Here we go – common design mistakes:
It might be one of the last things people think about in a home, lighting, however, is critical to a pleasant environment. Generally, bad lighting equals bad design. Relying on one source of lighting — like a ceiling fixture — is never a good idea. Different types of lighting need to have different purposes: task lighting, ambient lighting and general lighting.
Evaluating a space and deciding on what type of lighting it needs is an important design decision. In addition to a ceiling fixture, a room needs mid-level lighting for warmth and tasks like reading. Some spaces way benefit from ambient lighting that helps create a mood.
Accent lights are important for highlighting special accessories or art. and, regardless of how many different types you incorporate, placement is also important. Making sure that lighting casts the proper shadows is vital to effective illumination and remember — dimmer switches are your best friend.
Every space needs different levels of lighting.
Too Much Furniture
With interior design, it’s entirely possible to have too much of a good thing, especially where furniture is concerned. Just as important as the pieces you put into a space is the sense of space itself. A room overcrowded with furniture will never feel spacious. All your pieces should be in an appealing arrangement and fulfill your needs with regard to function and comfort.
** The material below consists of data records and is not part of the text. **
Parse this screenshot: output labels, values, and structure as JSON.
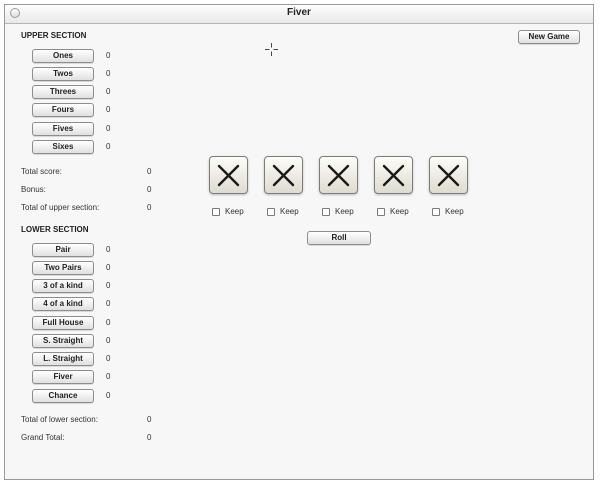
{
  "window": {
    "title": "Fiver"
  },
  "upper_section": {
    "heading": "UPPER SECTION",
    "categories": [
      {
        "label": "Ones",
        "score": "0"
      },
      {
        "label": "Twos",
        "score": "0"
      },
      {
        "label": "Threes",
        "score": "0"
      },
      {
        "label": "Fours",
        "score": "0"
      },
      {
        "label": "Fives",
        "score": "0"
      },
      {
        "label": "Sixes",
        "score": "0"
      }
    ],
    "totals": [
      {
        "label": "Total score:",
        "value": "0"
      },
      {
        "label": "Bonus:",
        "value": "0"
      },
      {
        "label": "Total of upper section:",
        "value": "0"
      }
    ]
  },
  "lower_section": {
    "heading": "LOWER SECTION",
    "categories": [
      {
        "label": "Pair",
        "score": "0"
      },
      {
        "label": "Two Pairs",
        "score": "0"
      },
      {
        "label": "3 of a kind",
        "score": "0"
      },
      {
        "label": "4 of a kind",
        "score": "0"
      },
      {
        "label": "Full House",
        "score": "0"
      },
      {
        "label": "S. Straight",
        "score": "0"
      },
      {
        "label": "L. Straight",
        "score": "0"
      },
      {
        "label": "Fiver",
        "score": "0"
      },
      {
        "label": "Chance",
        "score": "0"
      }
    ],
    "totals": [
      {
        "label": "Total of lower section:",
        "value": "0"
      },
      {
        "label": "Grand Total:",
        "value": "0"
      }
    ]
  },
  "dice": [
    {
      "icon": "x-mark-icon",
      "keep_label": "Keep",
      "kept": false
    },
    {
      "icon": "x-mark-icon",
      "keep_label": "Keep",
      "kept": false
    },
    {
      "icon": "x-mark-icon",
      "keep_label": "Keep",
      "kept": false
    },
    {
      "icon": "x-mark-icon",
      "keep_label": "Keep",
      "kept": false
    },
    {
      "icon": "x-mark-icon",
      "keep_label": "Keep",
      "kept": false
    }
  ],
  "controls": {
    "roll_label": "Roll",
    "new_game_label": "New Game"
  }
}
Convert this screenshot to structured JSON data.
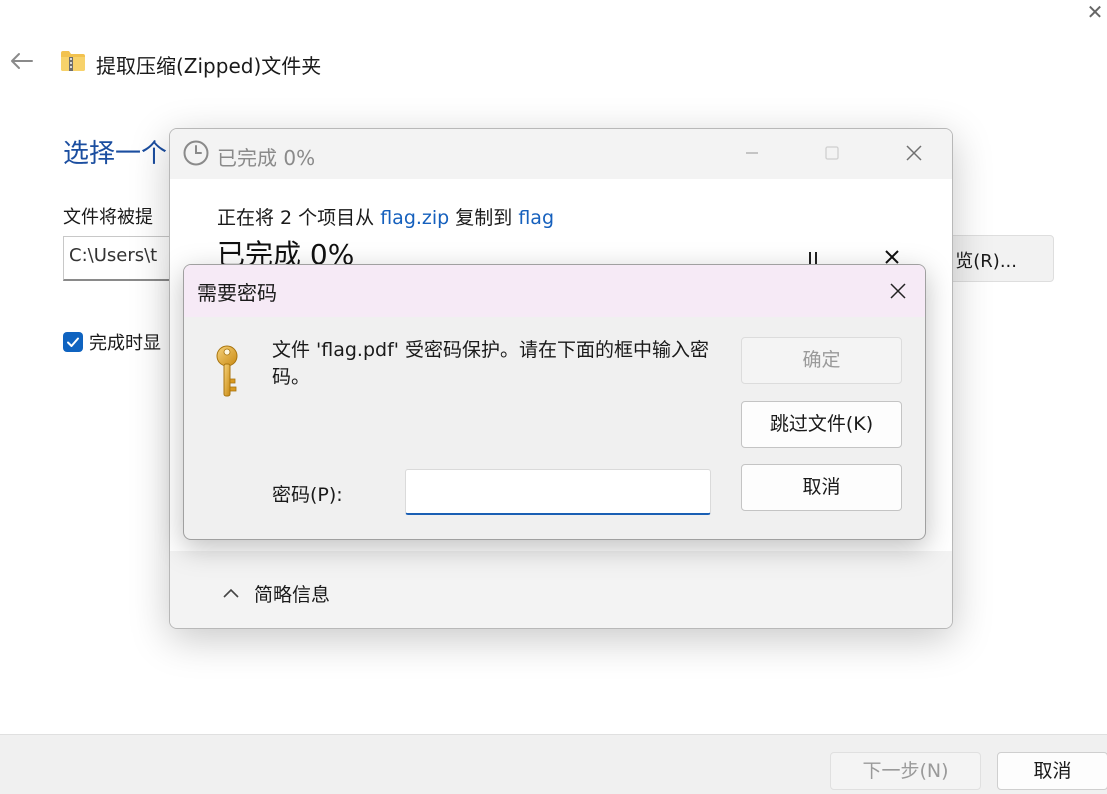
{
  "wizard": {
    "title": "提取压缩(Zipped)文件夹",
    "heading": "选择一个",
    "dest_label": "文件将被提",
    "path_value": "C:\\Users\\t",
    "browse_label": "览(R)...",
    "show_when_done_label": "完成时显",
    "show_when_done_checked": true,
    "next_label": "下一步(N)",
    "cancel_label": "取消"
  },
  "progress": {
    "title": "已完成 0%",
    "copy_prefix": "正在将 2 个项目从 ",
    "source": "flag.zip",
    "copy_middle": " 复制到 ",
    "destination": "flag",
    "percent_text": "已完成 0%",
    "details_label": "简略信息",
    "percent_value": 0
  },
  "password_dialog": {
    "title": "需要密码",
    "message": "文件 'flag.pdf' 受密码保护。请在下面的框中输入密码。",
    "ok_label": "确定",
    "skip_label": "跳过文件(K)",
    "cancel_label": "取消",
    "password_label": "密码(P):",
    "password_value": ""
  },
  "colors": {
    "accent": "#1560bd",
    "heading": "#1b4ea0",
    "password_titlebar": "#f6eaf6",
    "disabled_text": "#9a9a9a"
  },
  "icons": {
    "wizard_back": "arrow-left-icon",
    "wizard_folder": "zipped-folder-icon",
    "progress": "clock-icon",
    "password": "key-icon"
  }
}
Don’t let furniture impede traffic flow through space or restrict movement. If a room ever feels cramped, remove a piece or two of furniture and see if it eases the feeling in the space. Rearranging the pieces in the space might also solve the problem. This Bamax dining room has enough furniture yet it feels open and airy.
Choose furnishings wisely and don’t overcrowd the space, no matter how large it is.
Balance in your furnishings is approached in two ways. The first is the pieces themselves. No matter what the style of the decor, you want a balance among the pieces to keep if from feeling too heavy or crowded. This living room is a good example because the sofa has a very hefty feel because the thick frame sits directly on the ground. The occasional tables on both sides are leggy, which balances out the heavier sofa.
The style of the table lamp and the multi-light floor lamp also contribute a lighter feeling. The second way to consider balance in a space concerns the placement of furnishings and accessories as well as the size of the room. Big, heavy furnishings will never feel right in a small space and vice-versa. How your furniture feels in the space in relation to the doorways, windows and any other architectural elements that are present is also key, and this comes down to placement. To remedy this, it usually takes just a little re-arrangement.
Balance the weight of your furniture as well as its placement.
When it comes to decor less is definitely more. The nicest rooms with the most pleasant feeling always have accessories…just not too many. Unfortunately, conquering clutter is about more than just organization. Yes, you need to have enough storage space to stash your belongings out of sight, but there are many other ways that a home can feel cluttered.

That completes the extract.